Cuts should not be the only option when school budget is debated
(Baton Rouge – October 20, 2010) As the state’s top school board begins grappling with the prospect of even more cuts to public education, Louisiana Federation of Teachers President Steve Monaghan urged board members “to see that the crisis we are in is real” and to embrace choices that strengthen communities and schools.
“We should be partners in setting priorities, and making sure that when this economic crisis ends Louisiana is positioned to enjoy prosperity,” Monaghan told the Board of Elementary and Secondary Education. The board must present its plan for funding public education to the legislature next March.
"We will not be in that position if we fail to invest in education now and identify and fund other vital public services," Monaghan noted.
For the past two years, basic funding for public education has been frozen. At the same time, lawmakers and Gov.
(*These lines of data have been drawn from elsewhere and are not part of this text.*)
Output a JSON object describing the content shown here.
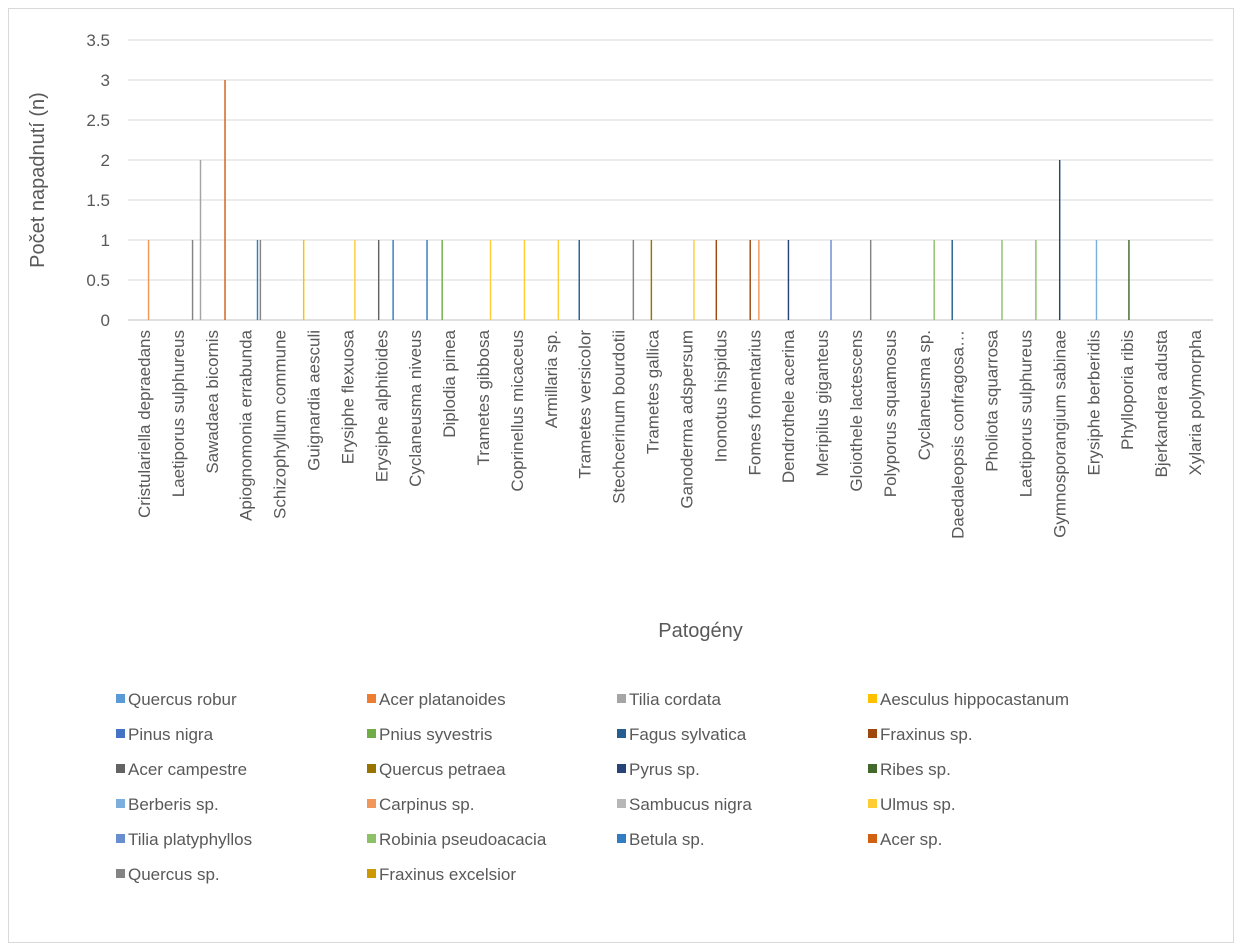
{
  "chart_data": {
    "type": "bar",
    "title": "",
    "xlabel": "Patogény",
    "ylabel": "Počet napadnutí (n)",
    "ylim": [
      0,
      3.5
    ],
    "yticks": [
      "0",
      "0.5",
      "1",
      "1.5",
      "2",
      "2.5",
      "3",
      "3.5"
    ],
    "grid": true,
    "legend_position": "bottom",
    "categories": [
      "Cristulariella depraedans",
      "Laetiporus sulphureus",
      "Sawadaea bicornis",
      "Apiognomonia errabunda",
      "Schizophyllum commune",
      "Guignardia aesculi",
      "Erysiphe flexuosa",
      "Erysiphe alphitoides",
      "Cyclaneusma niveus",
      "Diplodia pinea",
      "Trametes gibbosa",
      "Coprinellus micaceus",
      "Armillaria sp.",
      "Trametes versicolor",
      "Stechcerinum bourdotii",
      "Trametes gallica",
      "Ganoderma adspersum",
      "Inonotus hispidus",
      "Fomes fomentarius",
      "Dendrothele acerina",
      "Meripilus giganteus",
      "Gloiothele lactescens",
      "Polyporus squamosus",
      "Cyclaneusma sp.",
      "Daedaleopsis confragosa…",
      "Pholiota squarrosa",
      "Laetiporus sulphureus",
      "Gymnosporangium sabinae",
      "Erysiphe berberidis",
      "Phylloporia ribis",
      "Bjerkandera adusta",
      "Xylaria polymorpha"
    ],
    "series": [
      {
        "name": "Quercus robur",
        "color": "#5B9BD5",
        "values": [
          0,
          0,
          0,
          0,
          0,
          0,
          0,
          0,
          0,
          0,
          0,
          0,
          0,
          0,
          0,
          0,
          0,
          0,
          0,
          0,
          0,
          0,
          0,
          0,
          0,
          0,
          0,
          0,
          0,
          0,
          0,
          0
        ]
      },
      {
        "name": "Acer platanoides",
        "color": "#ED7D31",
        "values": [
          0,
          0,
          0,
          0,
          0,
          0,
          0,
          0,
          0,
          0,
          0,
          0,
          0,
          0,
          0,
          0,
          0,
          0,
          0,
          0,
          0,
          0,
          0,
          0,
          0,
          0,
          0,
          0,
          0,
          0,
          0,
          0
        ]
      },
      {
        "name": "Tilia cordata",
        "color": "#A5A5A5",
        "values": [
          0,
          0,
          2,
          0,
          0,
          0,
          0,
          0,
          0,
          0,
          0,
          0,
          0,
          0,
          0,
          0,
          0,
          0,
          0,
          0,
          0,
          0,
          0,
          0,
          0,
          0,
          0,
          0,
          0,
          0,
          0,
          0
        ]
      },
      {
        "name": "Aesculus hippocastanum",
        "color": "#FFC000",
        "values": [
          0,
          0,
          0,
          0,
          0,
          1,
          0,
          0,
          0,
          0,
          0,
          0,
          0,
          0,
          0,
          0,
          0,
          0,
          0,
          0,
          0,
          0,
          0,
          0,
          0,
          0,
          0,
          0,
          0,
          0,
          0,
          0
        ]
      },
      {
        "name": "Pinus nigra",
        "color": "#4472C4",
        "values": [
          0,
          0,
          0,
          0,
          0,
          0,
          0,
          0,
          0,
          0,
          0,
          0,
          0,
          0,
          0,
          0,
          0,
          0,
          0,
          0,
          0,
          0,
          0,
          0,
          0,
          0,
          0,
          0,
          0,
          0,
          0,
          0
        ]
      },
      {
        "name": "Pnius syvestris",
        "color": "#70AD47",
        "values": [
          0,
          0,
          0,
          0,
          0,
          0,
          0,
          0,
          0,
          1,
          0,
          0,
          0,
          0,
          0,
          0,
          0,
          0,
          0,
          0,
          0,
          0,
          0,
          0,
          0,
          0,
          0,
          0,
          0,
          0,
          0,
          0
        ]
      },
      {
        "name": "Fagus sylvatica",
        "color": "#255E91",
        "values": [
          0,
          0,
          0,
          0,
          0,
          0,
          0,
          0,
          0,
          0,
          0,
          0,
          0,
          1,
          0,
          0,
          0,
          0,
          0,
          0,
          0,
          0,
          0,
          0,
          1,
          0,
          0,
          0,
          0,
          0,
          0,
          0
        ]
      },
      {
        "name": "Fraxinus sp.",
        "color": "#9E480E",
        "values": [
          0,
          0,
          0,
          0,
          0,
          0,
          0,
          0,
          0,
          0,
          0,
          0,
          0,
          0,
          0,
          0,
          0,
          1,
          1,
          0,
          0,
          0,
          0,
          0,
          0,
          0,
          0,
          0,
          0,
          0,
          0,
          0
        ]
      },
      {
        "name": "Acer campestre",
        "color": "#636363",
        "values": [
          0,
          0,
          0,
          0,
          0,
          0,
          0,
          1,
          0,
          0,
          0,
          0,
          0,
          0,
          0,
          0,
          0,
          0,
          0,
          0,
          0,
          0,
          0,
          0,
          0,
          0,
          0,
          0,
          0,
          0,
          0,
          0
        ]
      },
      {
        "name": "Quercus petraea",
        "color": "#997300",
        "values": [
          0,
          0,
          0,
          0,
          0,
          0,
          0,
          0,
          0,
          0,
          0,
          0,
          0,
          0,
          0,
          1,
          0,
          0,
          0,
          0,
          0,
          0,
          0,
          0,
          0,
          0,
          0,
          0,
          0,
          0,
          0,
          0
        ]
      },
      {
        "name": "Pyrus sp.",
        "color": "#264478",
        "values": [
          0,
          0,
          0,
          0,
          0,
          0,
          0,
          0,
          0,
          0,
          0,
          0,
          0,
          0,
          0,
          0,
          0,
          0,
          0,
          1,
          0,
          0,
          0,
          0,
          0,
          0,
          0,
          2,
          0,
          0,
          0,
          0
        ]
      },
      {
        "name": "Ribes sp.",
        "color": "#43682B",
        "values": [
          0,
          0,
          0,
          0,
          0,
          0,
          0,
          0,
          0,
          0,
          0,
          0,
          0,
          0,
          0,
          0,
          0,
          0,
          0,
          0,
          0,
          0,
          0,
          0,
          0,
          0,
          0,
          0,
          0,
          1,
          0,
          0
        ]
      },
      {
        "name": "Berberis sp.",
        "color": "#7CAFDD",
        "values": [
          0,
          0,
          0,
          0,
          0,
          0,
          0,
          0,
          0,
          0,
          0,
          0,
          0,
          0,
          0,
          0,
          0,
          0,
          0,
          0,
          0,
          0,
          0,
          0,
          0,
          0,
          0,
          0,
          1,
          0,
          0,
          0
        ]
      },
      {
        "name": "Carpinus sp.",
        "color": "#F1975A",
        "values": [
          1,
          0,
          0,
          0,
          0,
          0,
          0,
          0,
          0,
          0,
          0,
          0,
          0,
          0,
          0,
          0,
          0,
          0,
          1,
          0,
          0,
          0,
          0,
          0,
          0,
          0,
          0,
          0,
          0,
          0,
          0,
          0
        ]
      },
      {
        "name": "Sambucus nigra",
        "color": "#B7B7B7",
        "values": [
          0,
          0,
          0,
          0,
          0,
          0,
          0,
          0,
          0,
          0,
          0,
          0,
          0,
          0,
          0,
          0,
          0,
          0,
          0,
          0,
          0,
          0,
          0,
          0,
          0,
          0,
          0,
          0,
          0,
          0,
          0,
          0
        ]
      },
      {
        "name": "Ulmus sp.",
        "color": "#FFCD33",
        "values": [
          0,
          0,
          0,
          0,
          0,
          0,
          1,
          0,
          0,
          0,
          1,
          1,
          1,
          0,
          0,
          0,
          1,
          0,
          0,
          0,
          0,
          0,
          0,
          0,
          0,
          0,
          0,
          0,
          0,
          0,
          0,
          0
        ]
      },
      {
        "name": "Tilia platyphyllos",
        "color": "#698ED0",
        "values": [
          0,
          0,
          0,
          0,
          0,
          0,
          0,
          0,
          0,
          0,
          0,
          0,
          0,
          0,
          0,
          0,
          0,
          0,
          0,
          0,
          1,
          0,
          0,
          0,
          0,
          0,
          0,
          0,
          0,
          0,
          0,
          0
        ]
      },
      {
        "name": "Robinia pseudoacacia",
        "color": "#8CC168",
        "values": [
          0,
          0,
          0,
          0,
          0,
          0,
          0,
          0,
          0,
          0,
          0,
          0,
          0,
          0,
          0,
          0,
          0,
          0,
          0,
          0,
          0,
          0,
          0,
          1,
          0,
          1,
          1,
          0,
          0,
          0,
          0,
          0
        ]
      },
      {
        "name": "Betula sp.",
        "color": "#327DC2",
        "values": [
          0,
          0,
          0,
          1,
          0,
          0,
          0,
          1,
          1,
          0,
          0,
          0,
          0,
          0,
          0,
          0,
          0,
          0,
          0,
          0,
          0,
          0,
          0,
          0,
          0,
          0,
          0,
          0,
          0,
          0,
          0,
          0
        ]
      },
      {
        "name": "Acer sp.",
        "color": "#D26012",
        "values": [
          0,
          0,
          3,
          0,
          0,
          0,
          0,
          0,
          0,
          0,
          0,
          0,
          0,
          0,
          0,
          0,
          0,
          0,
          0,
          0,
          0,
          0,
          0,
          0,
          0,
          0,
          0,
          0,
          0,
          0,
          0,
          0
        ]
      },
      {
        "name": "Quercus sp.",
        "color": "#848484",
        "values": [
          0,
          1,
          0,
          1,
          0,
          0,
          0,
          0,
          0,
          0,
          0,
          0,
          0,
          0,
          1,
          0,
          0,
          0,
          0,
          0,
          0,
          1,
          0,
          0,
          0,
          0,
          0,
          0,
          0,
          0,
          0,
          0
        ]
      },
      {
        "name": "Fraxinus excelsior",
        "color": "#CC9A00",
        "values": [
          0,
          0,
          0,
          0,
          0,
          0,
          0,
          0,
          0,
          0,
          0,
          0,
          0,
          0,
          0,
          0,
          0,
          0,
          0,
          0,
          0,
          0,
          0,
          0,
          0,
          0,
          0,
          0,
          0,
          0,
          0,
          0
        ]
      }
    ]
  }
}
Bobby Jindal have shifted costs previously borne by the state to local school boards.
State Superintendent of Education Paul Pastorek admitted that the frozen MFP has been inadequate to pay for public education in the state, saying that schools could not have stayed afloat without the $377 million in federal stimulus funds granted to the state over the past 18 months.
Pastorek said that stimulus funds, plus an anticipated $147 million from a new federal fund to save education jobs, will “allow us to survive through 2011 and 2012.” A devastating crisis looms in 2013, Pastorek said, when the federal money is all gone.
The crisis will be much worse because the state anticipates another $1.5 billion to $2 billion revenue shortfall in coming years, and must absorb a $108 million loss from last year’s budget, Pastorek said.
It doesn’t have to be that way, according to the LFT president.
“As a community, we do have choices, but we need all the information to make intelligent choices,” he said.
Monaghan urged BESE members to join with the Federation in questioning more than $7 billion in tax incentives, abatements and deductions that the state offers to businesses and individuals.
“Many of these tax breaks may serve useful purposes, but we need to know what the reported purpose of each of the more than 400 tax expenditures is and if that purpose is served. Some may be actually harming our communities,” Monaghan said. “Shouldn’t we at least have the courage to demand that government examine these tax breaks and determine whether or not the public benefits from them?
BESE Member Walter Lee, who is also superintendent of schools in DeSoto Parish, agreed with Monaghan.
“It is time to look past just what needs to be cut,” Lee said. “But the longer we wait, the more difficult it will be.”